BY TODD SMOLDON
The 2018 legislative session ended with many of us breathing a sigh of relief through clenched teeth, thankful the House Majority and Gov. Bill Walker were unable to saddle hard-working Alaskans with new taxes, but incredibly frustrated.
Once again, despite the fact that there are $18 billion in the Permanent Fund Earnings Reserve Account, the Legislature failed to pay the traditional 50/50 dividend. Three years in a row, our “leaders” have failed to give the private sector the economic stimulus it needs during this recession.
In 2016, Governor Walker took $1,100 from each Alaskan with his veto pen.
Doubling down in 2017, a majority of the legislature voted to take another $1,300.
This October will see Alaskan families take a third financial gut punch. The lLegislature arbitrarily determined that every Alaskan will get $1,100 less than they should. The amount of money taken from Alaskan families and the private sector is staggering.
What’s really disturbing are the philosophical inconsistencies of those who are taking nearly $20,000 from the average Alaskan household. Republicans claim that they want small, limited government, but then vote to take money from small businesses and out of the private sector for government largess. Democrats and Independents claim to be “champions of the poor,” but continue to push the button for a de facto regressive income tax.
Alaskans have called, emailed, and testified with very little response from their elected representatives.
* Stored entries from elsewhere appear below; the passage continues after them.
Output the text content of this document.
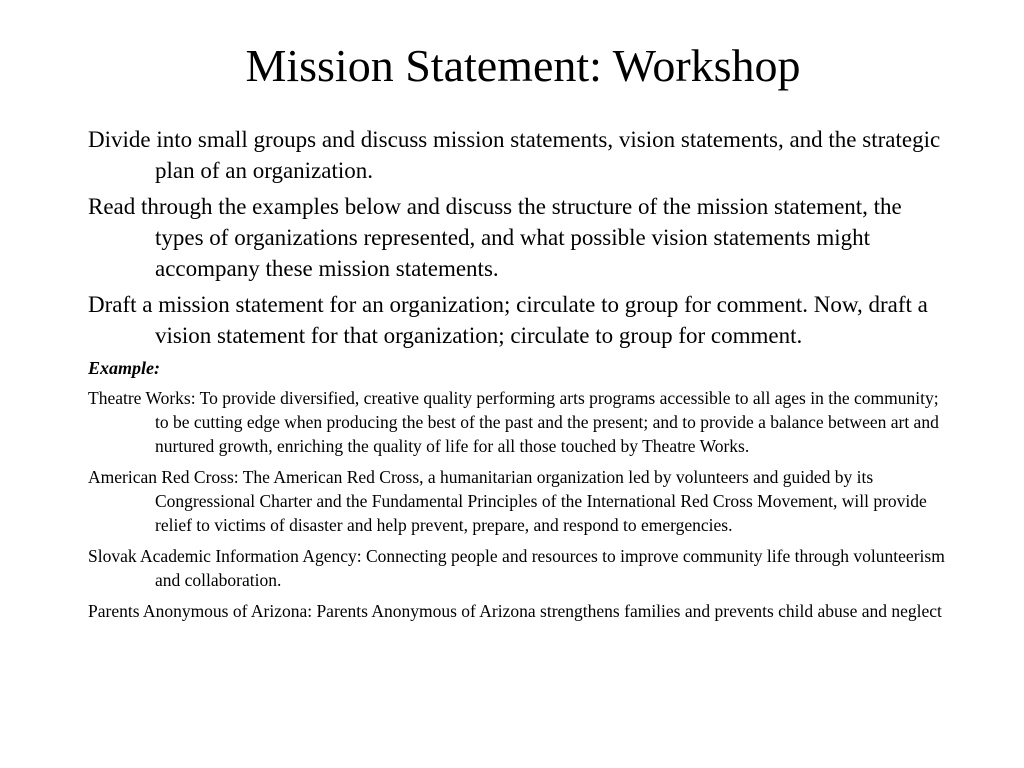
Mission Statement: Workshop

Divide into small groups and discuss mission statements, vision statements, and the strategic plan of an organization.

Read through the examples below and discuss the structure of the mission statement, the types of organizations represented, and what possible vision statements might accompany these mission statements.

Draft a mission statement for an organization; circulate to group for comment. Now, draft a vision statement for that organization; circulate to group for comment.

Example:

Theatre Works: To provide diversified, creative quality performing arts programs accessible to all ages in the community; to be cutting edge when producing the best of the past and the present; and to provide a balance between art and nurtured growth, enriching the quality of life for all those touched by Theatre Works.

American Red Cross: The American Red Cross, a humanitarian organization led by volunteers and guided by its Congressional Charter and the Fundamental Principles of the International Red Cross Movement, will provide relief to victims of disaster and help prevent, prepare, and respond to emergencies.

Slovak Academic Information Agency: Connecting people and resources to improve community life through volunteerism and collaboration.

Parents Anonymous of Arizona: Parents Anonymous of Arizona strengthens families and prevents child abuse and neglect
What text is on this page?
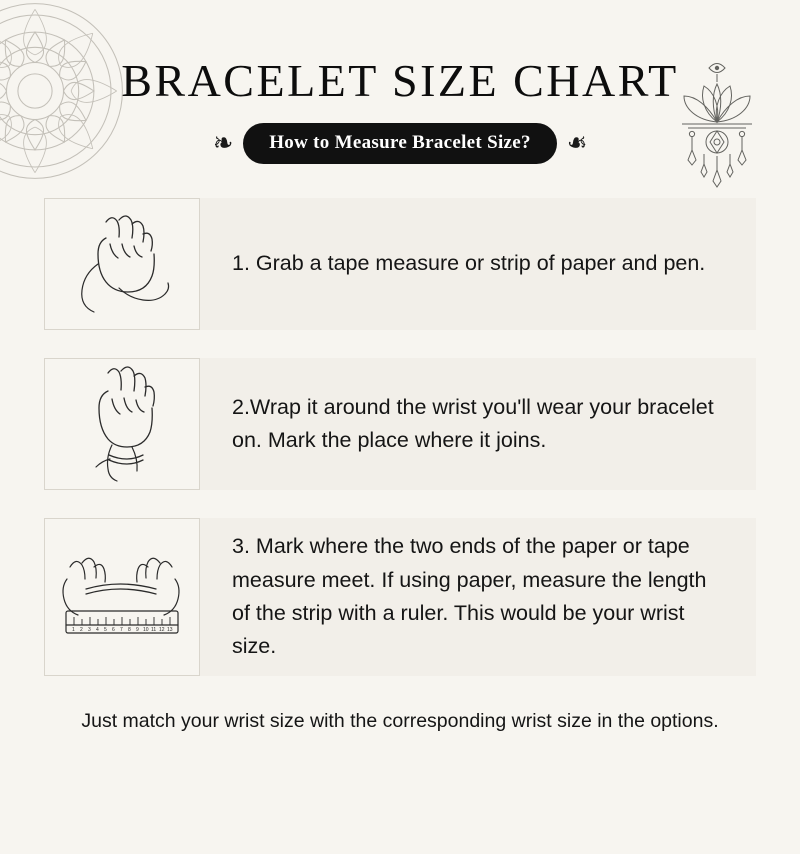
BRACELET SIZE CHART
❧	How to Measure Bracelet Size?	❧
1. Grab a tape measure or strip of paper and pen.
2.Wrap it around the wrist you'll wear your bracelet on. Mark the place where it joins.
1 2 3 4 5 6 7 8 9 10 11 12 13
3. Mark where the two ends of the paper or tape measure meet. If using paper, measure the length of the strip with a ruler. This would be your wrist size.
Just match your wrist size with the corresponding wrist size in the options.
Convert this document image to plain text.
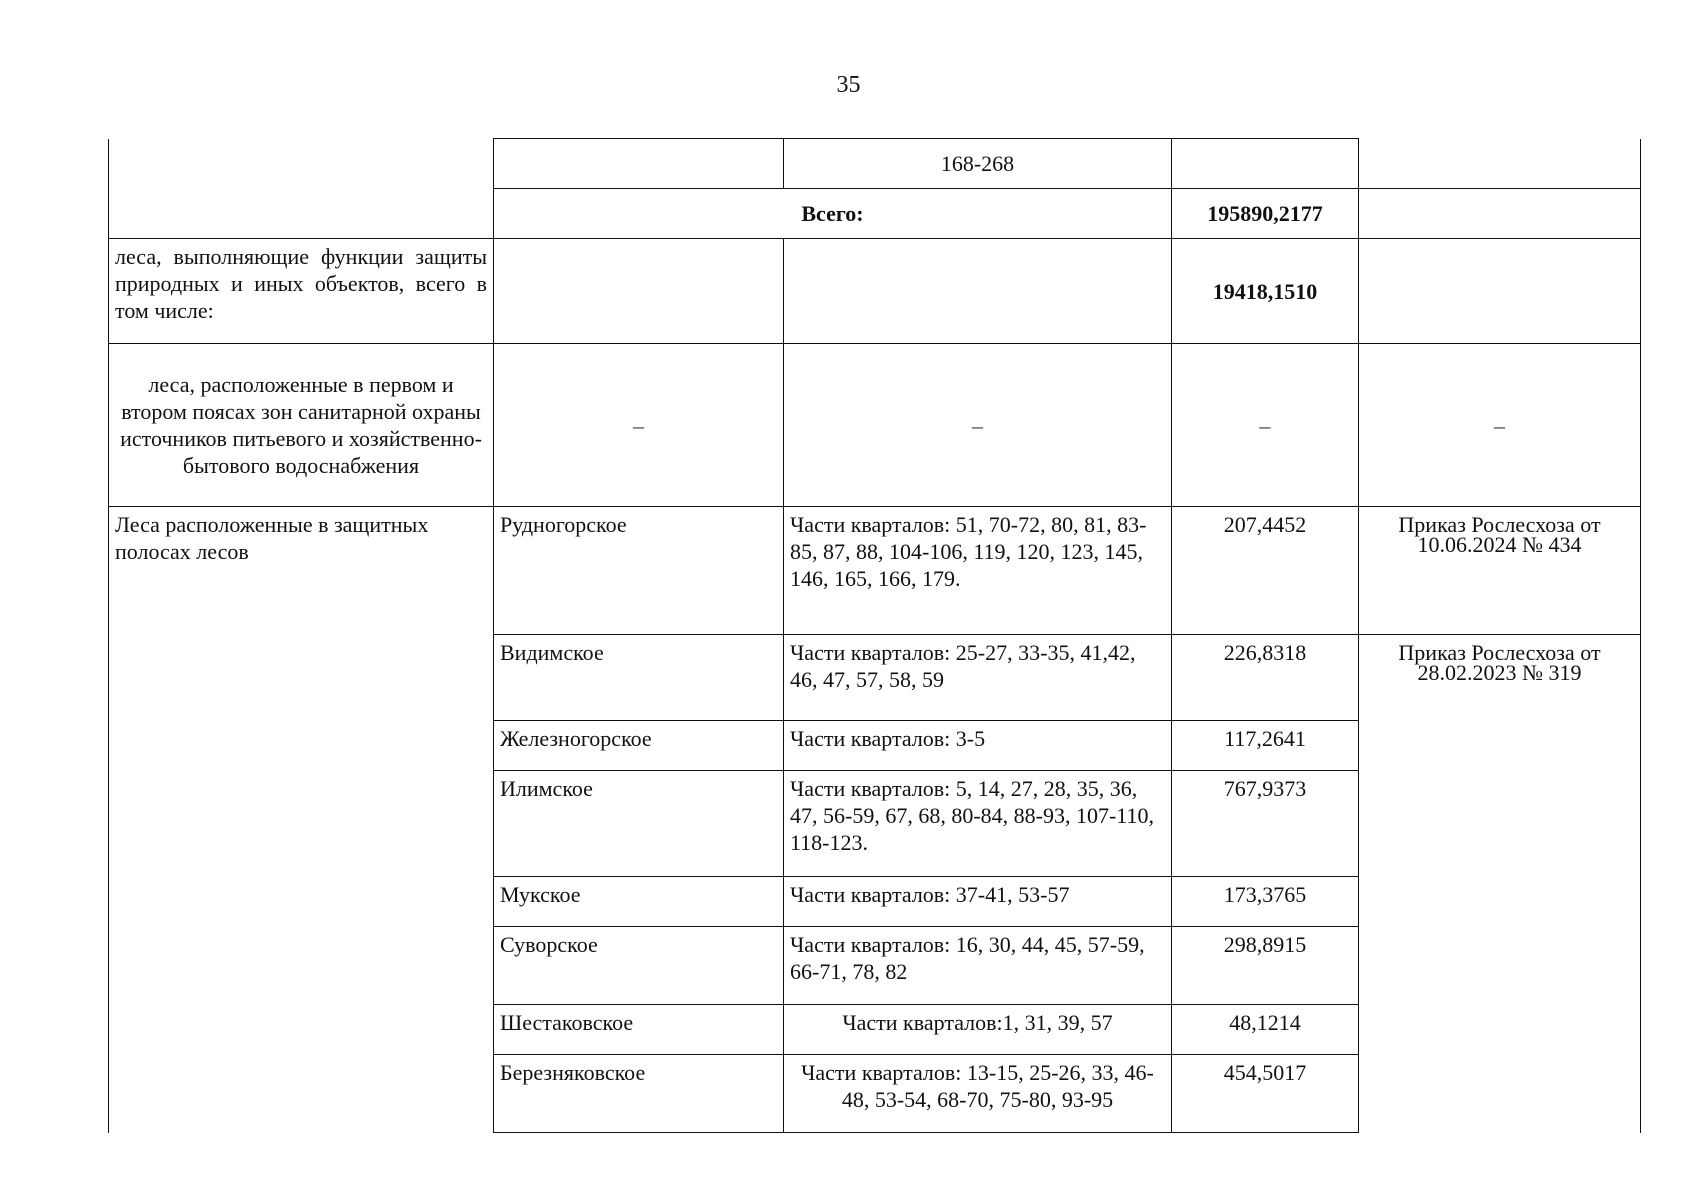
35
		168-268		
	Всего:		195890,2177	
леса, выполняющие функции защиты природных и иных объектов, всего в том числе:			19418,1510	
леса, расположенные в первом и втором поясах зон санитарной охраны источников питьевого и хозяйственно-бытового водоснабжения	–	–	–	–
Леса расположенные в защитных полосах лесов	Рудногорское	Части кварталов: 51, 70-72, 80, 81, 83-85, 87, 88, 104-106, 119, 120, 123, 145, 146, 165, 166, 179.	207,4452	Приказ Рослесхоза от 10.06.2024 № 434
	Видимское	Части кварталов: 25-27, 33-35, 41,42, 46, 47, 57, 58, 59	226,8318	Приказ Рослесхоза от 28.02.2023 № 319
	Железногорское	Части кварталов: 3-5	117,2641	
	Илимское	Части кварталов: 5, 14, 27, 28, 35, 36, 47, 56-59, 67, 68, 80-84, 88-93, 107-110, 118-123.	767,9373	
	Мукское	Части кварталов: 37-41, 53-57	173,3765	
	Суворское	Части кварталов: 16, 30, 44, 45, 57-59, 66-71, 78, 82	298,8915	
	Шестаковское	Части кварталов:1, 31, 39, 57	48,1214	
	Березняковское	Части кварталов: 13-15, 25-26, 33, 46-48, 53-54, 68-70, 75-80, 93-95	454,5017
Instead, like those former Gov. Jay Hammond warned about in his book Diapering the Devil, our politicians use the oil wealth we hold in common to curry favor and grow government.
Hammond’s hope as “Father of the PFD” was to limit the amount of wealth that politicians could waste. However, Gov. Walker and most who represent us in Juneau are bursting out of their Pampers.
As a further insult to constituents, many legislators also voted for Senate Bill 26. This new law allows the Legislature to spend a percentage of the overall value of the fund – a POMV, or percent of market value.
While celebrated by some as a way to protect the Permanent Fund and future dividends, there is absolutely nothing in this law that guarantees any protection.
Alaskans are intelligent people. We know how to read and analyze legislation, and we have discovered that SB26 is deceptive and terribly flawed. A POMV draw would create a more predictable amount of money available for dividends and government spending. However, SB26 isn’t a true POMV because it only draws from the Permanent Fund Earnings Reserve Account, not the value of both the principle and earnings. SB26 is just a statute. And based on how Walker and the Legislature have abused the traditional PFD statute, many of us are more than skeptical.
To create a real POMV, we would need to amend the constitution; something that legislative leadership and Gov. Walker know will never happen with their proposed split of 70 percent for government and 30 percent for dividends. As one member of Senate leadership put it, “The people will just vote with their pocket books.” He obviously needs a new diaper.
The truth is that SB26 doesn’t guarantee a dividend at all. SB26 does not force us to have real conversations about the proper size of government or to identify its essential functions. It only creates a new source of revenue for our legislators to tap. Forget diapers, SB26 allows the Legislature to go commando!
At the unsustainable rate Gov. Walker and our Legislature continue to spend, the PFD will soon be swallowed up by their insatiable appetite.
Sadly, with SB26, our leaders have defied the will of most Alaskans. They’ve also weakened the safeguards established to protect the Permanent Fund and Hammond’s vision of using the PFD to control government spending. Clearly, we must get active in campaigns and elect new people to represent us. Never has the following quote been more clear, “Politicians are like diapers: they should both be changed often and for the same reason.”
Todd Smoldon has taught high school economics for 20 years, resides in Willow, and has lived in Alaska for 31 years.